From clinics to self-testing kits, groups in the north say there are many options to get tested and everyone should use whichever way works best for them.

Just more than a year ago, Reseau Access Network in Sudbury teamed with Ready to Know and Get a Kit, groups that provide HIV self-testing kits at a pickup location.

Officials said it has been a huge success.

“We get a consistent number throughout each month and I can’t really divulge those figures, unfortunately, but as part of the overall study I can tell you the pickup of self-tests is a fraction of the amount of tests being ordered,” said Angel Riess, of Reseau Access Network.

“There’s actually a lot of tests being shipped to homes directly but I can confirm that they have been active and there’s a significant number of people who have chosen to engage in both programs.”

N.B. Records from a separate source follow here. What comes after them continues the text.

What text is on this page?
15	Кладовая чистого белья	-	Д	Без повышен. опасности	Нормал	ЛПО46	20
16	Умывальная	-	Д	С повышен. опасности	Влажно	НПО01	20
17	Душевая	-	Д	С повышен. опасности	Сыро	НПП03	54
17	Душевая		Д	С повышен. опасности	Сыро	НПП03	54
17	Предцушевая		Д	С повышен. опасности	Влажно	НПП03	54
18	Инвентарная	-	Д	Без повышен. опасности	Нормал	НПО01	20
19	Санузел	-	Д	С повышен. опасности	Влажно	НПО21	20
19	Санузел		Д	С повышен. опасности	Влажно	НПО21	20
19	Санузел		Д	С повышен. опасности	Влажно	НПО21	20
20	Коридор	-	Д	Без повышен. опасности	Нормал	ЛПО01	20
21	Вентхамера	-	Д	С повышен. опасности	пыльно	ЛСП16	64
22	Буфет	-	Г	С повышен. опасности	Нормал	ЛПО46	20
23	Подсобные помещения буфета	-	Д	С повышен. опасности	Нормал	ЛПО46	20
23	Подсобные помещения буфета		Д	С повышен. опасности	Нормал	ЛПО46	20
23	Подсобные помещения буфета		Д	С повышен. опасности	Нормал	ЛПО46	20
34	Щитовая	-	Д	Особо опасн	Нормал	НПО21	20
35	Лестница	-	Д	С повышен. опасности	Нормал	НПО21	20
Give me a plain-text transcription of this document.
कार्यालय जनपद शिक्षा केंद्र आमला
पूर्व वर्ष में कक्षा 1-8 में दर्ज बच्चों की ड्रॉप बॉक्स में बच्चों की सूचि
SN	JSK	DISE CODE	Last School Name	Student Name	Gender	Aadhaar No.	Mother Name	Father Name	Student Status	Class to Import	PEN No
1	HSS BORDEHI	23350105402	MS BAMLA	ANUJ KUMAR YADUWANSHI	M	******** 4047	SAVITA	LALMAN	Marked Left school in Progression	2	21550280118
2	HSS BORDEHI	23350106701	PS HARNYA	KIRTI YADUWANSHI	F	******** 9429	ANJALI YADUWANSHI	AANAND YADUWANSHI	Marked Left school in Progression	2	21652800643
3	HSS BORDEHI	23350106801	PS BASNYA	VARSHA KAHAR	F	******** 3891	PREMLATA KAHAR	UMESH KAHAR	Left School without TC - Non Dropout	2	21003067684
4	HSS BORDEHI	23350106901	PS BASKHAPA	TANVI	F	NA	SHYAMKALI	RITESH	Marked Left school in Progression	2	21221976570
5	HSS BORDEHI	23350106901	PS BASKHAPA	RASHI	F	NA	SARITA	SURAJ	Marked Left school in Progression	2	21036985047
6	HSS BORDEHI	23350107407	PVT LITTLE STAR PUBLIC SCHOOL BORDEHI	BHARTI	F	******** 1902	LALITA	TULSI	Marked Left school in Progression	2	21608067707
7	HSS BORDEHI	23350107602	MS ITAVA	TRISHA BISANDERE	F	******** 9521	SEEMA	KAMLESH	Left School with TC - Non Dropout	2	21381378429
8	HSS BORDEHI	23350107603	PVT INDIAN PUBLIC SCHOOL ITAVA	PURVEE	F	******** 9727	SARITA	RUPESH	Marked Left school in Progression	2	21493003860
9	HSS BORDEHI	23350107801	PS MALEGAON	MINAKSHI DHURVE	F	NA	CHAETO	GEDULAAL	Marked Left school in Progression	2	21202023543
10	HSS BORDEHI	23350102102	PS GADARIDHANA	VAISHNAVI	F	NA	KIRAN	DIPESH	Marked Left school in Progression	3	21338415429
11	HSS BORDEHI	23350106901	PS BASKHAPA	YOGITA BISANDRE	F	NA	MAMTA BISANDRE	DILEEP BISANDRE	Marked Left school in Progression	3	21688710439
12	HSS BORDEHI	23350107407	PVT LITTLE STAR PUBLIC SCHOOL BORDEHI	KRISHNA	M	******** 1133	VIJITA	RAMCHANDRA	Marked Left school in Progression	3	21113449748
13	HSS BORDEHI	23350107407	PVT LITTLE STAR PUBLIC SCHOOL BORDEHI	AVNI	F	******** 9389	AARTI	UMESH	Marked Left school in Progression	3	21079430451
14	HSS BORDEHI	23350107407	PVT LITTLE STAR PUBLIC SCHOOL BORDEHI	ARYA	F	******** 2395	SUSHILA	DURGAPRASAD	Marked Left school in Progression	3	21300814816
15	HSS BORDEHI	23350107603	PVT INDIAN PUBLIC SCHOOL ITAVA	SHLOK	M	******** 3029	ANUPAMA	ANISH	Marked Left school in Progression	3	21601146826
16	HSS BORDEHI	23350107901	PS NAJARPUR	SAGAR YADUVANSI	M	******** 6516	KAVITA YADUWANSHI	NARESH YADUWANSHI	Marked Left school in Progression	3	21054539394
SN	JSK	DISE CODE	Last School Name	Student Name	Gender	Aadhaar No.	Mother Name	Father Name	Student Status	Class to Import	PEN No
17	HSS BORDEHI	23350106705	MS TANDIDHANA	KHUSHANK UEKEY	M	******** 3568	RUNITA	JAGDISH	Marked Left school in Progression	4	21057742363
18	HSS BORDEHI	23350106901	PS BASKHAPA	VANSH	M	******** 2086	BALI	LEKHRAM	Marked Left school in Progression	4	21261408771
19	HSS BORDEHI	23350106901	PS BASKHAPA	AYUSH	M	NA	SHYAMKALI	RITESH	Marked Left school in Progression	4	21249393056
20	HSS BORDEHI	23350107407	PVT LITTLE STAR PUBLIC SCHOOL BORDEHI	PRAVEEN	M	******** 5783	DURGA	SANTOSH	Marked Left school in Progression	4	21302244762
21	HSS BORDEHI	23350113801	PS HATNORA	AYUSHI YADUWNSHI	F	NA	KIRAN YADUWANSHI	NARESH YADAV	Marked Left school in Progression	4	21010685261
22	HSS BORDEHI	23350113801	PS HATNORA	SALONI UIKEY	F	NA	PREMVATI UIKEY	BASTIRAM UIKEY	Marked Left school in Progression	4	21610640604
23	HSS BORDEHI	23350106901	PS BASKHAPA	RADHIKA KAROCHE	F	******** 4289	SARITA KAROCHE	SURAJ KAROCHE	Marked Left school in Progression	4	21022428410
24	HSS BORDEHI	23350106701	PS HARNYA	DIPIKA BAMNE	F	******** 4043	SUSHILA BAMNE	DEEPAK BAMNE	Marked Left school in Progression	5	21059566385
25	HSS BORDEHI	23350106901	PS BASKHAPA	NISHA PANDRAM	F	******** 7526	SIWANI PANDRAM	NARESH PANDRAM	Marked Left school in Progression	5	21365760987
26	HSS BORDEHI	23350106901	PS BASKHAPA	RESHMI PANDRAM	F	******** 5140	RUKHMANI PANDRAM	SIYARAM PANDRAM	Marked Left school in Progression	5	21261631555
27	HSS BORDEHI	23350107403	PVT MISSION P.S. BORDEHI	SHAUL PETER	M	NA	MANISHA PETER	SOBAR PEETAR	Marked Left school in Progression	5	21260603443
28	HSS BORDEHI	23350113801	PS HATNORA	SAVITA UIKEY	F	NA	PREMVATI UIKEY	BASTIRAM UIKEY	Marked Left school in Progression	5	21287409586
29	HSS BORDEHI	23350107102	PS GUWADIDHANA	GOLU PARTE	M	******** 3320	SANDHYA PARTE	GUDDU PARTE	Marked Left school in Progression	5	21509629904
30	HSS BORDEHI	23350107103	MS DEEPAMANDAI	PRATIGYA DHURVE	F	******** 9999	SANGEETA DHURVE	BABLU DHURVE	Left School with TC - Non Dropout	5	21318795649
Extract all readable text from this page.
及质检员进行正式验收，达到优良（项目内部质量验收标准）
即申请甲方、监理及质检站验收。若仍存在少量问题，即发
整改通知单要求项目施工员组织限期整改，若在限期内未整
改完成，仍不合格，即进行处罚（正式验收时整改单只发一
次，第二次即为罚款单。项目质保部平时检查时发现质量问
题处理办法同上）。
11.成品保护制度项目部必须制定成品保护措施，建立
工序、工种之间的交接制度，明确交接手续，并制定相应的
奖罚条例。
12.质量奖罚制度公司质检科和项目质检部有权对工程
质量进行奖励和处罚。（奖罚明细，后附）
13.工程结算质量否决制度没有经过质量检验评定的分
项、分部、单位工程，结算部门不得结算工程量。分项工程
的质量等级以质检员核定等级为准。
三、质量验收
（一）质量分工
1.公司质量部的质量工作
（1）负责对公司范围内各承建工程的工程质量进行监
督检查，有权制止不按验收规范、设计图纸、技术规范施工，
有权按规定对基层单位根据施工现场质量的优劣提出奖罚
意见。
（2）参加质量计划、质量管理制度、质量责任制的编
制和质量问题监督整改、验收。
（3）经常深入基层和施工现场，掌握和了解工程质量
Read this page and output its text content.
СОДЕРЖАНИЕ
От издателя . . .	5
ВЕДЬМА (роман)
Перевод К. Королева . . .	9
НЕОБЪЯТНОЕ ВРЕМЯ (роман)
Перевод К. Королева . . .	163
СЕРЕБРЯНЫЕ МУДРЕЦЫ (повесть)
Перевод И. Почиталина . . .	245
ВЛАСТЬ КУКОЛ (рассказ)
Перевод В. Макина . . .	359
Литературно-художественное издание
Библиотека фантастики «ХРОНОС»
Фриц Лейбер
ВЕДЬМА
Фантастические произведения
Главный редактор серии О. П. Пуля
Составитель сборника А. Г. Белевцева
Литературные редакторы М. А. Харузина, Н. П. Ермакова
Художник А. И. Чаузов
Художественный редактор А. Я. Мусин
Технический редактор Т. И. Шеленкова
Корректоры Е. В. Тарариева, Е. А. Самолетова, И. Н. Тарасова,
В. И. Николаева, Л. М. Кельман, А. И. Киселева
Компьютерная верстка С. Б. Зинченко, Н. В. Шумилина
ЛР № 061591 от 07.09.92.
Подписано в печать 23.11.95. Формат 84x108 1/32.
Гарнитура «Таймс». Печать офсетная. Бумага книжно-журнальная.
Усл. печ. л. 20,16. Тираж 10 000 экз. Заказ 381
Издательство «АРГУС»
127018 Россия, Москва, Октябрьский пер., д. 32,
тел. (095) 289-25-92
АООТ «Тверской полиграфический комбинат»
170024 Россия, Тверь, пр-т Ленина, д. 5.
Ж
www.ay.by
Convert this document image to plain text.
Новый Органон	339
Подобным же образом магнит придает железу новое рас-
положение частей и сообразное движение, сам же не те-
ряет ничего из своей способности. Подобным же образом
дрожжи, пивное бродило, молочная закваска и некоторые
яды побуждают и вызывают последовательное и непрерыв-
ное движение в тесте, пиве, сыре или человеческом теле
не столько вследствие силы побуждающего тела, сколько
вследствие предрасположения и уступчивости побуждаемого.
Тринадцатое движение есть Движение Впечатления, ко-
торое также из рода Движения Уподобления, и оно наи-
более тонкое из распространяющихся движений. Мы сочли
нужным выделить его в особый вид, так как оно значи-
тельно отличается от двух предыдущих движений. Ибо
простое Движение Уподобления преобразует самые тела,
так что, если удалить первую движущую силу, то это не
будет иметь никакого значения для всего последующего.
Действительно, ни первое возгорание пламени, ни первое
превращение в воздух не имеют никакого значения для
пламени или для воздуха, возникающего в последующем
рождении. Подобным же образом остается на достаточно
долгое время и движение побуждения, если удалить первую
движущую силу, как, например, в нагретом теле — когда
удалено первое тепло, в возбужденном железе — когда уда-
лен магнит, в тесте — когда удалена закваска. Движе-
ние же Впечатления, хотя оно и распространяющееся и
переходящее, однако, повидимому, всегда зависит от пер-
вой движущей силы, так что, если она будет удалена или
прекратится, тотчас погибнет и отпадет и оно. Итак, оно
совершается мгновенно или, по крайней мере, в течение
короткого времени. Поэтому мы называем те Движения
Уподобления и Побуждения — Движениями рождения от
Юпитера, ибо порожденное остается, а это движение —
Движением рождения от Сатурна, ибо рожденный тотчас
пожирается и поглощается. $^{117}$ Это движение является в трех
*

Elsewhere, the Aids Committee of North Bay and Area held a point-of-care testing clinic to mark the day.

“It’s an opportunity for us to remind everyone that getting tested is essential. If you don’t know you have HIV, you can’t take the steps to try to mitigate the possibility of spread,” said executive director Stacey Mayhall.

In addition to stopping the spread, knowing whether you are positive sooner rather than later can allow for a better quality of life.

“HIV is not a death sentence that it used to be,” said Riess.

“There have been advances in testing and medication and people can live long, healthy lives living with HIV.”